Nat chieftain Ian Blackford was slapped with mackerel.

He tried to get the better of Mrs May by quoting her own warning that Brexit would put people’s jobs at risk. Surely that meant falling into a passionate embrace with SNP policy and staying in the single market and customs union?

If Mr Blackford cared about the people of Scotland, “he should join us in recognising the importance of leaving the common fisheries policy,” she fumed. He rolled back onto his seat, fin-smacked.

Independent MP Ivan Lewis then squandered oxygen by expounding his pet theory on how to solve Brexit.

“We have got the drift, and we are grateful,” deadpanned Speaker Bercow above the impatient din.

But things got sweatier for Thezza when former Brexit minister Steve Baker asked her to spell out whether the EU would still hold any sway over the UK post March 2019.

The Prime Minister said the UK would be taking its own decisions. She conspicuously did not say if it would be taking them alone. Mmm.

EU council president Donald Tusk appealed on Tuesday for a modern day Alexander the Great to cut the Gordian Knot of Northern Ireland.

Dr Julian Lewis, a sort of high-pitched koala, stepped forward.

The obvious way to avoid a hard border was simply not to build one, declared the Tory Brexiteer, slicing away at the Celtic conundrum.
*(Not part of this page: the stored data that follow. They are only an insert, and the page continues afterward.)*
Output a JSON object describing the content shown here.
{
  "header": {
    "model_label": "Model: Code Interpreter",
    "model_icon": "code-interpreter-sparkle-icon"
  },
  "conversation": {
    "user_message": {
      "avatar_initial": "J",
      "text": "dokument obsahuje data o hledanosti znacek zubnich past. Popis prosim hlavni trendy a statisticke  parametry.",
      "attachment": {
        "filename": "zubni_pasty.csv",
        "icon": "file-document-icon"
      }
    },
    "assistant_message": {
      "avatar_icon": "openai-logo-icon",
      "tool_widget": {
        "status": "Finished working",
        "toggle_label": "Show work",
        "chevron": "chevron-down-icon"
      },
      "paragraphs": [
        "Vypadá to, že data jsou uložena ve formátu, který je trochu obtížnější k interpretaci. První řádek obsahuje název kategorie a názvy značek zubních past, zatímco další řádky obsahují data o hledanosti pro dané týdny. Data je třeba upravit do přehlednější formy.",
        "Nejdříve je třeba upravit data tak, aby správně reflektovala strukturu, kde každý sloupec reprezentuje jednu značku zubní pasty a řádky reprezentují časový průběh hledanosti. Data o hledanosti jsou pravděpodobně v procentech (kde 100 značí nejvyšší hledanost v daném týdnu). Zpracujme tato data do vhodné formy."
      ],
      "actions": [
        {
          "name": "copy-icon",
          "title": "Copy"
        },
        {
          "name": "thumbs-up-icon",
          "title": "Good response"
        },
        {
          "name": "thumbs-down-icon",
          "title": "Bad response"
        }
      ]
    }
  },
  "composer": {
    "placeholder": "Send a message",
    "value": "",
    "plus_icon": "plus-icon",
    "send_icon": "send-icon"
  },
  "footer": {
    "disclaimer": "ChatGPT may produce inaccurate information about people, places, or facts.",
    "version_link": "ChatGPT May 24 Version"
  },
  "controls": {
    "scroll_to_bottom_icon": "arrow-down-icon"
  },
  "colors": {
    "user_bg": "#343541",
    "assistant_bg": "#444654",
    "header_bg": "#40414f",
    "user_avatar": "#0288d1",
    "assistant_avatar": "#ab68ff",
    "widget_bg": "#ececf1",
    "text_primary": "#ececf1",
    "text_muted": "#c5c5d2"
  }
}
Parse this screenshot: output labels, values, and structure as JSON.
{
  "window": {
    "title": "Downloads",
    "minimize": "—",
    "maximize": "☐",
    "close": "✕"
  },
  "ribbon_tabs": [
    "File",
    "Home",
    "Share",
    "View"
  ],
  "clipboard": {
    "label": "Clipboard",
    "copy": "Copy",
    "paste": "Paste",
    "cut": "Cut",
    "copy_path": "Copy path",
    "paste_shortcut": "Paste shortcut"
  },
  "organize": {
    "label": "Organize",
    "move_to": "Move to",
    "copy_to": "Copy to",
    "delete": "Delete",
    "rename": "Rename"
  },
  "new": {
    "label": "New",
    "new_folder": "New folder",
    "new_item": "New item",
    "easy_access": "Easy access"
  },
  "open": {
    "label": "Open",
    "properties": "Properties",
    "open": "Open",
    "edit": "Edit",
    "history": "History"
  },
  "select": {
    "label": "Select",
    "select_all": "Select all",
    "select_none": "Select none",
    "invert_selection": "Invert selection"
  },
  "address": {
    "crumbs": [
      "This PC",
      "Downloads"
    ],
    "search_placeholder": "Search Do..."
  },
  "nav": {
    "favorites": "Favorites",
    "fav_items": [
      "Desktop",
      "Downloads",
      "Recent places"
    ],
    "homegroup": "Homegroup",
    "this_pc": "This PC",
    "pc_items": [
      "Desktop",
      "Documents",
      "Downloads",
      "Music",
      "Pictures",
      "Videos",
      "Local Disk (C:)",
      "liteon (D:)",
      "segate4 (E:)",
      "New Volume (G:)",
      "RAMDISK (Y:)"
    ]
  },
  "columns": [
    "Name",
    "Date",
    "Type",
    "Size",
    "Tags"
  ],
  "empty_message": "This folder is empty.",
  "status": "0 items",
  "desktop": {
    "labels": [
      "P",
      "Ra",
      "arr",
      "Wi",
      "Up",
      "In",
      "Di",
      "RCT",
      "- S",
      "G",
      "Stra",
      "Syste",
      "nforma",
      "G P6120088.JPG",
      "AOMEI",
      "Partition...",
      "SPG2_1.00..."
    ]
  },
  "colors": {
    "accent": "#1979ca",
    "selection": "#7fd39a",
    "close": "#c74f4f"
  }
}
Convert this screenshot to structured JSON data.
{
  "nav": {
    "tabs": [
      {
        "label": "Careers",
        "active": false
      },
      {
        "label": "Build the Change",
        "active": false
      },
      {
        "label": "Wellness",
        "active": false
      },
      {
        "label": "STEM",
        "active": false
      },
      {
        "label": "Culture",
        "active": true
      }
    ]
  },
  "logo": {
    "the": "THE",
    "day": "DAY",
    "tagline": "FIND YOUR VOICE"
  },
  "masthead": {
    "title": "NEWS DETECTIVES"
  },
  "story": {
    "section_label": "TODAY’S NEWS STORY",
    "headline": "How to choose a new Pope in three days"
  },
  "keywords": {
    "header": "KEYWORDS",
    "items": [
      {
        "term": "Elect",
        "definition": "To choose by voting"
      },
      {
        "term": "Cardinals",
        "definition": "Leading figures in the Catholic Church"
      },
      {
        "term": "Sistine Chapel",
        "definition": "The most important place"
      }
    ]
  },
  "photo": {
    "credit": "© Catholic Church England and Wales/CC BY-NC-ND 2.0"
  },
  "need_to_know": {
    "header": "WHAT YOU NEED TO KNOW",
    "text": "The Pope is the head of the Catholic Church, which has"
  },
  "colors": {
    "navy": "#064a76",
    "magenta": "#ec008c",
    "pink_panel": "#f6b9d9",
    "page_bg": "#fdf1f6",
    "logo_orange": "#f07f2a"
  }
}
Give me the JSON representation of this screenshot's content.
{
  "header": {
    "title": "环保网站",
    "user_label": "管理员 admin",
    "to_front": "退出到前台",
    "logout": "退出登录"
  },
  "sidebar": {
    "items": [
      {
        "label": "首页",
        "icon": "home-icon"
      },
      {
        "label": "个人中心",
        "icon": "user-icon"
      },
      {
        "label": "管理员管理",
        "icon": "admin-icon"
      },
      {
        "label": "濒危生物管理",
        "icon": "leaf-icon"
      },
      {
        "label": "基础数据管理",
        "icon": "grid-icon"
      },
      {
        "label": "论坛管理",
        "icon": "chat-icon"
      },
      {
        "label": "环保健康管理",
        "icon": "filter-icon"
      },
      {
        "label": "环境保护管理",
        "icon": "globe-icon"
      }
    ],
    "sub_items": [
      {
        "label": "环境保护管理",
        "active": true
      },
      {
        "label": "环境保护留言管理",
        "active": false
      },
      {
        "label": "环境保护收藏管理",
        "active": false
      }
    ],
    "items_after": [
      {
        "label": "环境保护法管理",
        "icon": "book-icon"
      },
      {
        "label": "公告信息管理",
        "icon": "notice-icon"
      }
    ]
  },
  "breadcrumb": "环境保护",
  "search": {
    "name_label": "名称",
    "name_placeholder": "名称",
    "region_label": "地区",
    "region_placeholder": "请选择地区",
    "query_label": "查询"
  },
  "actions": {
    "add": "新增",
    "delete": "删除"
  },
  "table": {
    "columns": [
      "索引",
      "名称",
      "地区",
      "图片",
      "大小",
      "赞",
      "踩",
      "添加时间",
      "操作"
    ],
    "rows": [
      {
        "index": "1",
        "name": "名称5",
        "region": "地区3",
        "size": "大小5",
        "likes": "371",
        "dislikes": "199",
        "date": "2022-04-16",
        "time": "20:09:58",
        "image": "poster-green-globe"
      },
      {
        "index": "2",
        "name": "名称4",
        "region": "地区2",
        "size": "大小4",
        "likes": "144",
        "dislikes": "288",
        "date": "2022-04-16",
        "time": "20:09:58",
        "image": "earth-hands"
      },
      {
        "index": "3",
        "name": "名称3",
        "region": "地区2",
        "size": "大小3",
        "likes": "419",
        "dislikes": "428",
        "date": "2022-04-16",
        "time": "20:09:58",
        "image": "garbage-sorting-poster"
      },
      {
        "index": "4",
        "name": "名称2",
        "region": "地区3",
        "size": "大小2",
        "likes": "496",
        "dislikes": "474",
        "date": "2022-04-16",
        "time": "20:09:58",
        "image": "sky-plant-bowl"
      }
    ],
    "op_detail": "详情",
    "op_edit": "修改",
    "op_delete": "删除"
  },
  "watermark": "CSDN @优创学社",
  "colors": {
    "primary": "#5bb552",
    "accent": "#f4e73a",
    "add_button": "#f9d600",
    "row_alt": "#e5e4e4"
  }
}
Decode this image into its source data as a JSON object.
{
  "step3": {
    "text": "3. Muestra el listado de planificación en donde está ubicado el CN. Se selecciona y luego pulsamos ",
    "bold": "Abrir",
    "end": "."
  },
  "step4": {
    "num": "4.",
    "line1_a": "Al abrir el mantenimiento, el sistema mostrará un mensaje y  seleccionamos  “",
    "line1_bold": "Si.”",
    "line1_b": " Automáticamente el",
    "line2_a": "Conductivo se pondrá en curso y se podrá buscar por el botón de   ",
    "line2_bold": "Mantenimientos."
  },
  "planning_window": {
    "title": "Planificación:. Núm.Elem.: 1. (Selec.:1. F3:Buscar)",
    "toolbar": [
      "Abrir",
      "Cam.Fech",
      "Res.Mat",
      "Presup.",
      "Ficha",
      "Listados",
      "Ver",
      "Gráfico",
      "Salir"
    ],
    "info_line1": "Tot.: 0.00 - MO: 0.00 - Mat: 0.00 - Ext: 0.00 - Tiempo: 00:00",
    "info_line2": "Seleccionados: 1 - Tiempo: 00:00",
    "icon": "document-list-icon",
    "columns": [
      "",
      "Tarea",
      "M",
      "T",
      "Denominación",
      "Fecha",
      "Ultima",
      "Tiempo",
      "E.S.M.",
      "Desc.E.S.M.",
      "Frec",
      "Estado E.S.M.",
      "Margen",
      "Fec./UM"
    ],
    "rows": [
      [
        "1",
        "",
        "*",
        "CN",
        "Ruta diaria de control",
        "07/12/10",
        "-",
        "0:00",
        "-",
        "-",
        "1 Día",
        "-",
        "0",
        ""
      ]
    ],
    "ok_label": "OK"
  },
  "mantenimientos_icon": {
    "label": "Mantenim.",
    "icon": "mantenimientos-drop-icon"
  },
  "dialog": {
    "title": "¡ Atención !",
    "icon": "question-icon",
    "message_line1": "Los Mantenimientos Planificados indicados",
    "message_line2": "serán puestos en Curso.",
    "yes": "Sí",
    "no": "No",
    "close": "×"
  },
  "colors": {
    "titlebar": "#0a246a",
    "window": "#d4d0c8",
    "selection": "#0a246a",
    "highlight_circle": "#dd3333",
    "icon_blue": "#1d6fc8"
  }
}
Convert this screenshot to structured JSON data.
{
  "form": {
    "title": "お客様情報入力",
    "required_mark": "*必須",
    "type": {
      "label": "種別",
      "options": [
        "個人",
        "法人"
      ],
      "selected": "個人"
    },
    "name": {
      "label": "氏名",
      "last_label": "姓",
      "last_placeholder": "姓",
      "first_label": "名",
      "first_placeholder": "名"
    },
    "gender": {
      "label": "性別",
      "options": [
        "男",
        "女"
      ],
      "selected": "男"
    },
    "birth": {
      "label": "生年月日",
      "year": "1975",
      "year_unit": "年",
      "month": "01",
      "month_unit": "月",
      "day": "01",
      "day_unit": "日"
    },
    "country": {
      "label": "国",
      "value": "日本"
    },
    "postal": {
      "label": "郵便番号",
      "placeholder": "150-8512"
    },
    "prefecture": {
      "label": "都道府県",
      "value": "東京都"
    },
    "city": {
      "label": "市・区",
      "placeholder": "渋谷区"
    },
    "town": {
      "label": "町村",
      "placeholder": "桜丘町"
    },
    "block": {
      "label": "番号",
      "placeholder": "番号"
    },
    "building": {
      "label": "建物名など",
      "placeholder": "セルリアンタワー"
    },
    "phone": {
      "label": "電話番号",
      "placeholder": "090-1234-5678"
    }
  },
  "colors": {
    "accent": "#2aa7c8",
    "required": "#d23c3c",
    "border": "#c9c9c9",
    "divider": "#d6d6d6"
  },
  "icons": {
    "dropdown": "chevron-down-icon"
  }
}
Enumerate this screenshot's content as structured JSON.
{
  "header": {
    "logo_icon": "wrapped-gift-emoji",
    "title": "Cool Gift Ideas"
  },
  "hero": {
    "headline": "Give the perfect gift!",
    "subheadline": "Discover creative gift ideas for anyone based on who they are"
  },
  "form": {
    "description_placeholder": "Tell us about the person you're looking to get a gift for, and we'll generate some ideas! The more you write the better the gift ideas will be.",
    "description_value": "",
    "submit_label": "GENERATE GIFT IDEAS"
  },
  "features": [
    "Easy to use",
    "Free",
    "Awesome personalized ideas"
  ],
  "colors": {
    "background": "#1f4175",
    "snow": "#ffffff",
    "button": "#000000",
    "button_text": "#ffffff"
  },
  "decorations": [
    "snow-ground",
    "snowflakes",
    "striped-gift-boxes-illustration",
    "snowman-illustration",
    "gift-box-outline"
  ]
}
“The next time shroud-waving EU negotiators claim that a hard border is necessary on the island of Ireland, will she kindly ask them who would actually construct it?

“The Irish certainly won’t and the British certainly won’t, so unless the EU army plans to march in and build it, it surely can never happen.”

Mrs May allowed herself a smile. Hell may not be all it’s cracked up to be, but at least it has its imps.